Distribution of current in spin valves (abstract)

Abstract

We present a model describing the distribution of spin up and spin down currents within the layers of spin valve structures. With this model and experimentally determined bulk mean free paths we successfully describe a variety of experimental results, including the variation of resistance and magnetoresistance with both ferromagnetic and nonferromagnetic layer thicknesses, and the current-induced field acting on the ferromagnetic layers versus overall current. Our model is based on an approximate path integral solution of the Boltzmann equation for in-plane transport in a multiply layered structure. For a given orientation of the magnetizations it calculates the current density jσ(r) at each point r for each spin σ throughout the structure. From jσ(r) it is straightforward to obtain the current in each layer for parallel versus antiparallel magnetizations, or of the current density near interfaces relevant to electromigration. Included in our model are both spin dependent bulk scattering as well as scattering at interfaces, which are treated as thin layers.
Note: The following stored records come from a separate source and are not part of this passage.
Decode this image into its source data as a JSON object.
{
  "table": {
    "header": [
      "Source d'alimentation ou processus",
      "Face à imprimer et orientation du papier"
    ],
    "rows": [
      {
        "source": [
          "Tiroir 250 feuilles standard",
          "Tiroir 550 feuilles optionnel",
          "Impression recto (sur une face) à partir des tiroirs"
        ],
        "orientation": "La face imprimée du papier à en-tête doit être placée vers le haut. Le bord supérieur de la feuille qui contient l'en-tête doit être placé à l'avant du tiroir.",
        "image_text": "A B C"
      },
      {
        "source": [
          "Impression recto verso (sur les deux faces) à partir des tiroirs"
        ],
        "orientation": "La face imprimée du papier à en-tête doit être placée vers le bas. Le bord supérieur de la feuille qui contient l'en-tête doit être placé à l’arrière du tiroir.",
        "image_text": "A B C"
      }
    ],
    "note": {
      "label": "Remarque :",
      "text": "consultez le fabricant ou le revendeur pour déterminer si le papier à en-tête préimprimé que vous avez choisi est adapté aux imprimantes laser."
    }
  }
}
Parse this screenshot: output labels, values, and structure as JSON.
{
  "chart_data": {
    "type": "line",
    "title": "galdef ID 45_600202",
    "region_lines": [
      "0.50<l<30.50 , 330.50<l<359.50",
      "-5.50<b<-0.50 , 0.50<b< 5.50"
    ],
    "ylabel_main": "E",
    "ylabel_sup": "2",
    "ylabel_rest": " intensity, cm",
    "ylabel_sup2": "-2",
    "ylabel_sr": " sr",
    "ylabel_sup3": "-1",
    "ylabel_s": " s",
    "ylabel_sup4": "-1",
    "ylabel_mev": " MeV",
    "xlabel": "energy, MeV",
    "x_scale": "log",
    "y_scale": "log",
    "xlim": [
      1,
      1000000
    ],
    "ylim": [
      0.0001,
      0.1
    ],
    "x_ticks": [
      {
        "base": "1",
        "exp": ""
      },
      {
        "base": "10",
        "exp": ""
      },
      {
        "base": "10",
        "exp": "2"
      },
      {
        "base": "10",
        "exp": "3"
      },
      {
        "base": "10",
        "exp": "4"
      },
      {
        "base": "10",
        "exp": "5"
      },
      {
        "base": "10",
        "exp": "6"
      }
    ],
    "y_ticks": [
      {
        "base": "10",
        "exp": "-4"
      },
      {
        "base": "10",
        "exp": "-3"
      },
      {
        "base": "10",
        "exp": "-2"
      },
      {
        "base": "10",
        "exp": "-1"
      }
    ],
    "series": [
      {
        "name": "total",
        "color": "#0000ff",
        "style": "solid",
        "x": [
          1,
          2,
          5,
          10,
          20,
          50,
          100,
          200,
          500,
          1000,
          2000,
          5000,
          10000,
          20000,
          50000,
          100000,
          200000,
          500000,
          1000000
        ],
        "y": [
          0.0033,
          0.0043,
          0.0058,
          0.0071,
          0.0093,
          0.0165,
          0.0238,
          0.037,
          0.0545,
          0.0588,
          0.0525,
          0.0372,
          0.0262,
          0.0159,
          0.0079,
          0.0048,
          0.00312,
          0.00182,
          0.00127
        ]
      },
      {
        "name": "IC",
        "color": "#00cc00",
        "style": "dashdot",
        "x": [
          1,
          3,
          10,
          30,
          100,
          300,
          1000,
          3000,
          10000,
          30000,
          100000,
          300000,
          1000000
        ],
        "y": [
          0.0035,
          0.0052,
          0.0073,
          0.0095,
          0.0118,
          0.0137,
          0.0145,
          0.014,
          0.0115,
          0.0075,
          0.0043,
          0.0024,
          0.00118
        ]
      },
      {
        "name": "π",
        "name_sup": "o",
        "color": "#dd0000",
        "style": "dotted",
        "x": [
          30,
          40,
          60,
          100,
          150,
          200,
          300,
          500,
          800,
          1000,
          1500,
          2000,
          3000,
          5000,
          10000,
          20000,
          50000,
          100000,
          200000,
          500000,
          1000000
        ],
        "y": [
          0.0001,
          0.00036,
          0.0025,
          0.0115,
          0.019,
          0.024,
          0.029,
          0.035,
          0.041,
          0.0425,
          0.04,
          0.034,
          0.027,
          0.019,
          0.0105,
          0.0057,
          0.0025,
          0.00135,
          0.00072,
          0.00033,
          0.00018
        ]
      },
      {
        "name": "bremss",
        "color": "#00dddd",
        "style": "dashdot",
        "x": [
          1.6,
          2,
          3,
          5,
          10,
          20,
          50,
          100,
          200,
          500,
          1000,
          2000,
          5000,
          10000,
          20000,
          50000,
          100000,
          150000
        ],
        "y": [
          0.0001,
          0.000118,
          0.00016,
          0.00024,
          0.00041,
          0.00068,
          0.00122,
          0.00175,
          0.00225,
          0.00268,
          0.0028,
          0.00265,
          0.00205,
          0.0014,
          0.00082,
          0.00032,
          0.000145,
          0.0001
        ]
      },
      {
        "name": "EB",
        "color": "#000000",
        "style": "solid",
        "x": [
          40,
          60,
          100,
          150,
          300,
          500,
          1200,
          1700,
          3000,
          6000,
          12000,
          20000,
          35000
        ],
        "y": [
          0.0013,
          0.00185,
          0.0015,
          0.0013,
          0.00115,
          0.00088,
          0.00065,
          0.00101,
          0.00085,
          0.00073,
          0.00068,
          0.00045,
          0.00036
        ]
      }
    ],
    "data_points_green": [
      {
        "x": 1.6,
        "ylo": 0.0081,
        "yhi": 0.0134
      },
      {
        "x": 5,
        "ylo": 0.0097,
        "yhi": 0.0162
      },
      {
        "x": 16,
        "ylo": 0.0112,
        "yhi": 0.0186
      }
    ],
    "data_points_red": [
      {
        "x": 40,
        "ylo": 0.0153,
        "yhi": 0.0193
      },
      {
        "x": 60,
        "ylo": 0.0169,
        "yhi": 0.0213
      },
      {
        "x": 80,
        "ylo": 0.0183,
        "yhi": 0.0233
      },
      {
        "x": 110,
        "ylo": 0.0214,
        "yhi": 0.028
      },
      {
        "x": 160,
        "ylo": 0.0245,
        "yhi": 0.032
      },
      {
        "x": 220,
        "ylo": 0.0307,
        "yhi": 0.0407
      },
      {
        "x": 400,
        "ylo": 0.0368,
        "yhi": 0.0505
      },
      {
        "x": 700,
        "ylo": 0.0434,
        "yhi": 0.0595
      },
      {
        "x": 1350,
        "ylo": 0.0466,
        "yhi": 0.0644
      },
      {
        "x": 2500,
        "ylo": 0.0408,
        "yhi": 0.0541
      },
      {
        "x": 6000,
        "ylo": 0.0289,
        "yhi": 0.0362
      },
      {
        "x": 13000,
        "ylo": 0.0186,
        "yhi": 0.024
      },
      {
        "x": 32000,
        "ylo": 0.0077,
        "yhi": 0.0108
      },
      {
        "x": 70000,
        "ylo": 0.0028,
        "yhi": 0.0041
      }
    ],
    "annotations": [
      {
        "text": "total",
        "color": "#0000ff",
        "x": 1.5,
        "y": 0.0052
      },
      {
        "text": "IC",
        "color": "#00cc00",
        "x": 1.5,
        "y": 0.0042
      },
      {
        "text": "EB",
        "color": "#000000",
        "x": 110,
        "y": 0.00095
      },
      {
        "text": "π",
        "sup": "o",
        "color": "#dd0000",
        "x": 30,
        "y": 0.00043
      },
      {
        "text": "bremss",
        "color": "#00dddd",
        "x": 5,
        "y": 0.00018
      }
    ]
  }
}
For example, in order to obtain quantitative agreement with experiments with permalloy based structures it is essential to include spin independent scattering arising from Fe and Ni atoms rendered nonferromagnetic next to the spacer due to interfacial intermixing. Our results bear directly on the fundamentals of GMR by successfully describing transport in spin valves using the measured bulk spin dependent mean free paths of the individual layers. Our results are also of technological interest because they predict how current affects the MR response to an external field.